La France vue par les Africains
Une enquête accable le régime de Paris
Des militants de la société civile du Bénin, Cameroun, Côte d’Ivoire, Gabon, Niger et Tchad ont révélé «une rupture profonde» avec la France.

La débâcle de la France dans le Sahel est une réalité que tous les observateurs ont constatée. Une enquête documentée, reposant sur des faits tangibles révélent que le mal est bien plus profond. Le rejet de la politique française s’étend à tous les pays du continent. L’ampleur du lâchage africain de la France est sans commune mesure.
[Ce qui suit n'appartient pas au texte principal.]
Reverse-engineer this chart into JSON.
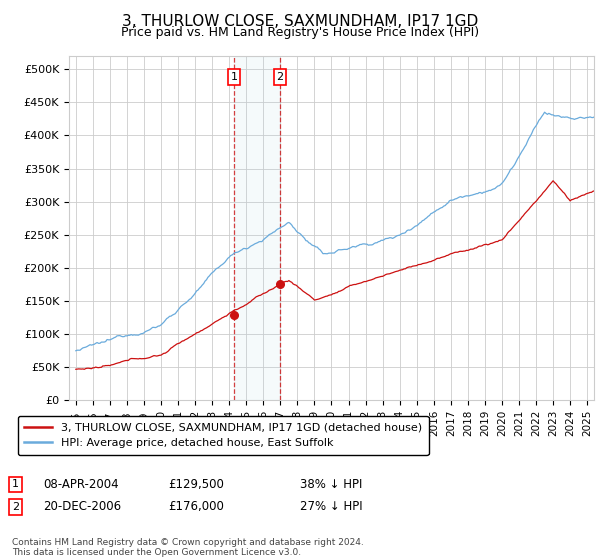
{
  "title": "3, THURLOW CLOSE, SAXMUNDHAM, IP17 1GD",
  "subtitle": "Price paid vs. HM Land Registry's House Price Index (HPI)",
  "title_fontsize": 11,
  "subtitle_fontsize": 9,
  "hpi_color": "#6aabdc",
  "price_color": "#cc1111",
  "background_color": "#ffffff",
  "grid_color": "#cccccc",
  "legend_label_price": "3, THURLOW CLOSE, SAXMUNDHAM, IP17 1GD (detached house)",
  "legend_label_hpi": "HPI: Average price, detached house, East Suffolk",
  "t1_year_float": 2004.27,
  "t1_price": 129500,
  "t2_year_float": 2006.97,
  "t2_price": 176000,
  "transaction1_date": "08-APR-2004",
  "transaction1_pricef": "£129,500",
  "transaction1_pct": "38% ↓ HPI",
  "transaction2_date": "20-DEC-2006",
  "transaction2_pricef": "£176,000",
  "transaction2_pct": "27% ↓ HPI",
  "footer": "Contains HM Land Registry data © Crown copyright and database right 2024.\nThis data is licensed under the Open Government Licence v3.0.",
  "ylim": [
    0,
    520000
  ],
  "yticks": [
    0,
    50000,
    100000,
    150000,
    200000,
    250000,
    300000,
    350000,
    400000,
    450000,
    500000
  ],
  "ytick_labels": [
    "£0",
    "£50K",
    "£100K",
    "£150K",
    "£200K",
    "£250K",
    "£300K",
    "£350K",
    "£400K",
    "£450K",
    "£500K"
  ],
  "xlim_left": 1994.6,
  "xlim_right": 2025.4
}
Conduite par le mouvement international Tournons La Page (TLP), en partenariat avec le Centre de recherches internationales (Ceri) de Sciences politiques à Paris. Partie du «départ des forces armées françaises du Mali, du Burkina Faso et du Niger, les manifestations publiques contre la présence française au Sahel, mais aussi au Sénégal, ou au Tchad», cette enquête a établi, actes, documents et déclarations à l’appui que «les relations France-Afrique sont à un point de rupture». Pis encore, il a été constaté qu «il n’est plus de statu quo possible».
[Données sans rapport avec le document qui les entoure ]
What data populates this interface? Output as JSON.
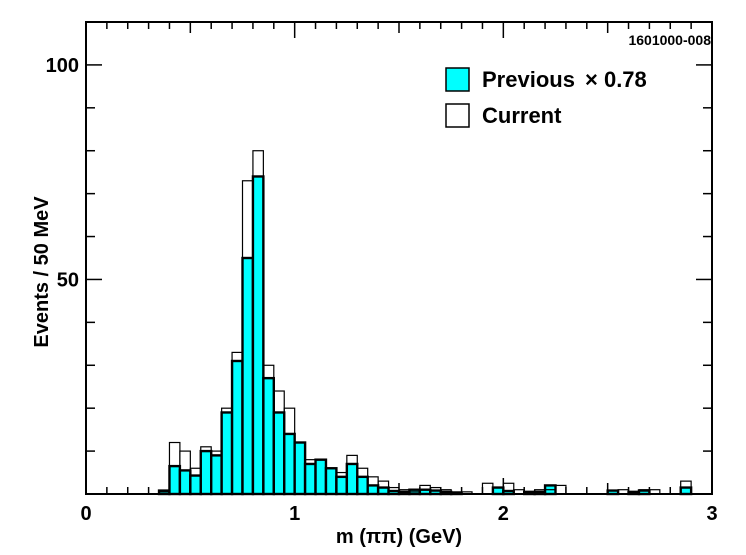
{
  "figure_id": "1601000-008",
  "colors": {
    "previous_fill": "#00ffff",
    "current_outline": "#000000"
  },
  "chart_data": {
    "type": "bar",
    "title": "",
    "xlabel": "m (ππ) (GeV)",
    "ylabel": "Events / 50 MeV",
    "xlim": [
      0,
      3
    ],
    "ylim": [
      0,
      110
    ],
    "x_ticks": [
      0,
      1,
      2,
      3
    ],
    "y_ticks": [
      50,
      100
    ],
    "grid": false,
    "legend_position": "top-right",
    "bin_width": 0.05,
    "bin_starts": [
      0.35,
      0.4,
      0.45,
      0.5,
      0.55,
      0.6,
      0.65,
      0.7,
      0.75,
      0.8,
      0.85,
      0.9,
      0.95,
      1.0,
      1.05,
      1.1,
      1.15,
      1.2,
      1.25,
      1.3,
      1.35,
      1.4,
      1.45,
      1.5,
      1.55,
      1.6,
      1.65,
      1.7,
      1.75,
      1.8,
      1.85,
      1.9,
      1.95,
      2.0,
      2.05,
      2.1,
      2.15,
      2.2,
      2.25,
      2.3,
      2.35,
      2.4,
      2.45,
      2.5,
      2.55,
      2.6,
      2.65,
      2.7,
      2.75,
      2.8,
      2.85
    ],
    "series": [
      {
        "name": "Previous",
        "scale_label": "× 0.78",
        "style": "filled",
        "values": [
          0.8,
          6.5,
          5.5,
          4.3,
          10,
          9,
          19,
          31,
          55,
          74,
          27,
          19,
          14,
          12,
          7,
          8,
          6,
          4,
          7,
          4,
          2,
          1.5,
          0.7,
          0.5,
          1,
          1,
          0.8,
          0.5,
          0.3,
          0,
          0,
          0,
          1.5,
          0.7,
          0,
          0.5,
          0.5,
          2,
          0,
          0,
          0,
          0,
          0,
          0.8,
          0,
          0.5,
          0.8,
          0,
          0,
          0,
          1.5
        ]
      },
      {
        "name": "Current",
        "style": "outline",
        "values": [
          0.5,
          12,
          10,
          6,
          11,
          10,
          20,
          33,
          73,
          80,
          30,
          24,
          20,
          12,
          8,
          8,
          6,
          5,
          9,
          6,
          4,
          3,
          1.5,
          1,
          0.5,
          2,
          1.5,
          1,
          0.5,
          0.5,
          0,
          2.5,
          0,
          2.5,
          1,
          0,
          1,
          1,
          2,
          0,
          0,
          0,
          0,
          0,
          1,
          0,
          1,
          1,
          0,
          0,
          3
        ]
      }
    ]
  }
}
Des militants de la société civile du Bénin, Cameroun, Côte d’Ivoire, Gabon, Niger et Tchad ont révélé «une rupture profonde» avec la France. Pour nombre d’activistes, francophones et jadis assez proches des idéaux de la République française ont admis le caractère irréversible de cette fracture. «La France est incapable d’écouter les critiques et d’opérer un changement de stratégie», disent la quasi-totalité des militants interrogés. «La France peut changer à une seule condition, que l’Afrique la mette dehors», soutient un activiste nigérien.
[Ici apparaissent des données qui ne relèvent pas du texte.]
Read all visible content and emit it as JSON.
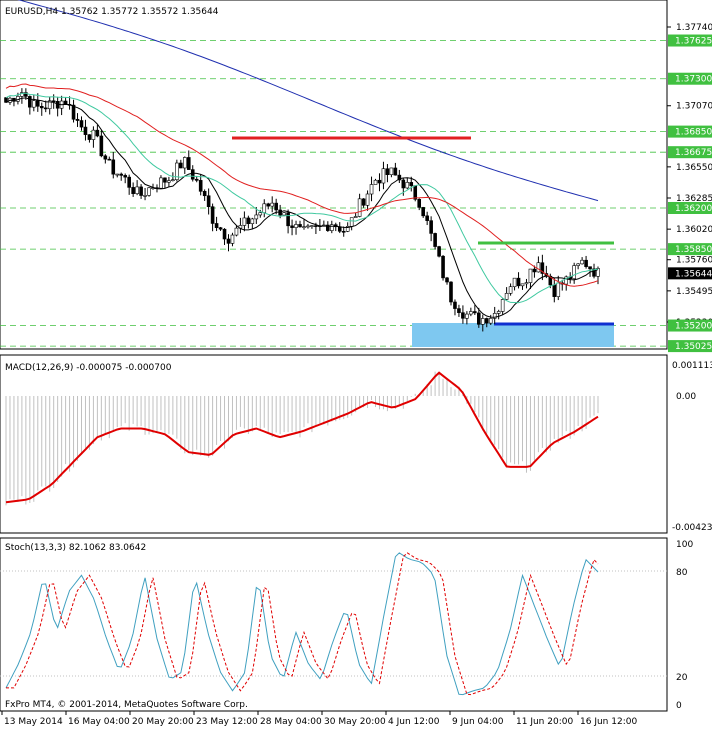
{
  "header": {
    "symbol_tf": "EURUSD,H4",
    "ohlc": "1.35762 1.35772 1.35572 1.35644"
  },
  "macd": {
    "label": "MACD(12,26,9) -0.000075 -0.000700",
    "scale_top": "0.001113",
    "scale_zero": "0.00",
    "scale_bottom": "-0.004239"
  },
  "stoch": {
    "label": "Stoch(13,3,3) 82.1062 83.0642",
    "levels": [
      "100",
      "80",
      "20",
      "0"
    ]
  },
  "watermark": "FxPro MT4, © 2001-2014, MetaQuotes Software Corp.",
  "price_axis": {
    "plain_ticks": [
      "1.37740",
      "1.37070",
      "1.36550",
      "1.36285",
      "1.36020",
      "1.35760",
      "1.35495",
      "1.35230"
    ],
    "marked_levels": [
      "1.37625",
      "1.37300",
      "1.36850",
      "1.36675",
      "1.36200",
      "1.35850",
      "1.35200",
      "1.35025"
    ],
    "current_price": "1.35644"
  },
  "time_axis": [
    "13 May 2014",
    "16 May 04:00",
    "20 May 20:00",
    "23 May 12:00",
    "28 May 04:00",
    "30 May 20:00",
    "4 Jun 12:00",
    "9 Jun 04:00",
    "11 Jun 20:00",
    "16 Jun 12:00"
  ],
  "colors": {
    "sma_fast": "#000000",
    "sma_mid": "#40c9a0",
    "sma_slow": "#e02020",
    "sma_long": "#2030b0",
    "resistance": "#e02020",
    "support_line": "#40c040",
    "support_zone": "#7ec8f0",
    "support_edge": "#1030d0",
    "level_marker": "#40c040",
    "macd_signal": "#e00000",
    "histogram": "#c0c0c0",
    "stoch_main": "#40a0c0",
    "stoch_signal": "#e00000"
  },
  "chart_data": [
    {
      "type": "candlestick",
      "title": "EURUSD,H4",
      "ylim": [
        1.3497,
        1.3779
      ],
      "x": [
        "13 May 2014",
        "16 May 04:00",
        "20 May 20:00",
        "23 May 12:00",
        "28 May 04:00",
        "30 May 20:00",
        "4 Jun 12:00",
        "9 Jun 04:00",
        "11 Jun 20:00",
        "16 Jun 12:00"
      ],
      "close_path": [
        1.371,
        1.372,
        1.3705,
        1.3708,
        1.3712,
        1.369,
        1.368,
        1.3655,
        1.3645,
        1.363,
        1.364,
        1.3645,
        1.366,
        1.364,
        1.361,
        1.3595,
        1.3605,
        1.3615,
        1.3625,
        1.361,
        1.3598,
        1.3602,
        1.3608,
        1.36,
        1.3625,
        1.3645,
        1.365,
        1.364,
        1.3625,
        1.3585,
        1.3545,
        1.353,
        1.3525,
        1.353,
        1.3555,
        1.356,
        1.3575,
        1.355,
        1.356,
        1.3575,
        1.3564
      ],
      "overlays": [
        "SMA fast",
        "SMA mid",
        "SMA slow",
        "SMA long"
      ],
      "horizontal_levels": [
        1.3667,
        1.3585,
        1.352
      ]
    },
    {
      "type": "bar",
      "title": "MACD(12,26,9) -0.000075 -0.000700",
      "ylim": [
        -0.004239,
        0.001113
      ],
      "signal_path": [
        -0.0036,
        -0.0035,
        -0.003,
        -0.0022,
        -0.0014,
        -0.0011,
        -0.0011,
        -0.0013,
        -0.0019,
        -0.002,
        -0.0013,
        -0.0011,
        -0.0014,
        -0.0012,
        -0.0009,
        -0.0006,
        -0.0002,
        -0.0004,
        -0.0001,
        0.0008,
        0.0002,
        -0.0012,
        -0.0024,
        -0.0024,
        -0.0016,
        -0.0012,
        -0.0007
      ]
    },
    {
      "type": "line",
      "title": "Stoch(13,3,3) 82.1062 83.0642",
      "ylim": [
        0,
        100
      ],
      "levels": [
        80,
        20
      ],
      "main_path": [
        10,
        25,
        45,
        80,
        45,
        70,
        80,
        65,
        40,
        20,
        40,
        80,
        40,
        15,
        20,
        80,
        45,
        20,
        8,
        20,
        80,
        30,
        15,
        45,
        25,
        15,
        40,
        60,
        25,
        12,
        55,
        95,
        90,
        88,
        80,
        30,
        5,
        8,
        10,
        20,
        45,
        80,
        60,
        40,
        22,
        60,
        90,
        82
      ]
    }
  ]
}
Ce refus de l’ingérence de la France en Afrique n’est pas mu par «sentiment anti-français», pris comme alibi par les médias et responsables politiques français. Les Africains interrogés dans l’enquête pointent le régime de Paris et non la société française. La clarté de la réponse tranche nettement avec les propos hautains du président français qui, aux yeux des Africains représente un régime et certainement pas la société. «Il n’y a même pas un sentiment anti-français, c’est un sentiment anti-françafrique que je développe depuis beaucoup d’années déjà, c’est un sentiment contre la politique malsaine de la France en Afrique», a si justement souligné un militant tchadien qui résume assez bien l’ambiance afro-française. Ceci expliquant cela, le discours politico-médiatique haineux est attribué exclusivement à une partie de la classe politique, corrompue par un racisme dégradant l’image de la France. Cette enquête démontre en fait la distinction que font les sociétés civiles africaines entre une minorité de racistes au pouvoir et les Français. Le rejet concerne surtout les politiques «qu’ils ont établies avant l’indépendance et à travers lesquelles ils ont emmené nos dirigeants de cette époque-là, à signer ces différents contrats contre nous», insistent la cinquantaine de militants interrogés dans le cadre de cette enquête. L’establishment français est donc pointé du doigt, non pas forcément pour les violences
coloniales. Il consacre le rejet de la politique actuelle de la France vis-à-vis de l’Afrique. Le rejet «s’ancre avant tout dans des réalités très contemporaines». L’intervention française au Sahel après avoir détruit la Libye est symptomatique de l’échec africain de Paris. L’étude démontre que l’opinion dominante estime que les guerres conduites dans cette partie du monde «ne contribuent pas à résoudre le conflit et participent, au contraire, à la détérioration de la situation sécuritaire». Un démenti flagrant de l’utilité de la France au Sahel, défendue par Emmanuel Macron.
Selon cette étude, la France laisse d’elle en Afrique l’image détestable d’un État-complice des groupes armés. «l’incapacité des Occidentaux en général et de la France en particulier à répondre réellement aux demandes des armées africaines est vécue comme une nouvelle preuve de leur duplicité ou comme un moyen de pérenniser la présence des troupes étrangères», constate l’étude. Ce rejet des opérations extérieures françaises s’étend aux bases françaises permanentes Au plan économique, les militants font un constat désastreux, notamment au Gabon où «la mainmise française est le plus fortement ressentie», ajoute l’étude. La prédation est cristallisée par le franc CFA. «Le nœud de l’économie, c’est la monnaie, c’est l’indépendance monétaire». Or, cette indépendance est interdite à une dizaine de pays qui ont adopté le franc CFA. Sur les droits humains et la démocratie, les critiques ne manquent pas et la France se voit pointée du doigt pour ses «condamnations à géométrie variable » et son « manque de cohérence». Il ressort de l’enquête, un régime français peu fiable, décadent et néocolonial dans son rapport à l’Afrique francophone.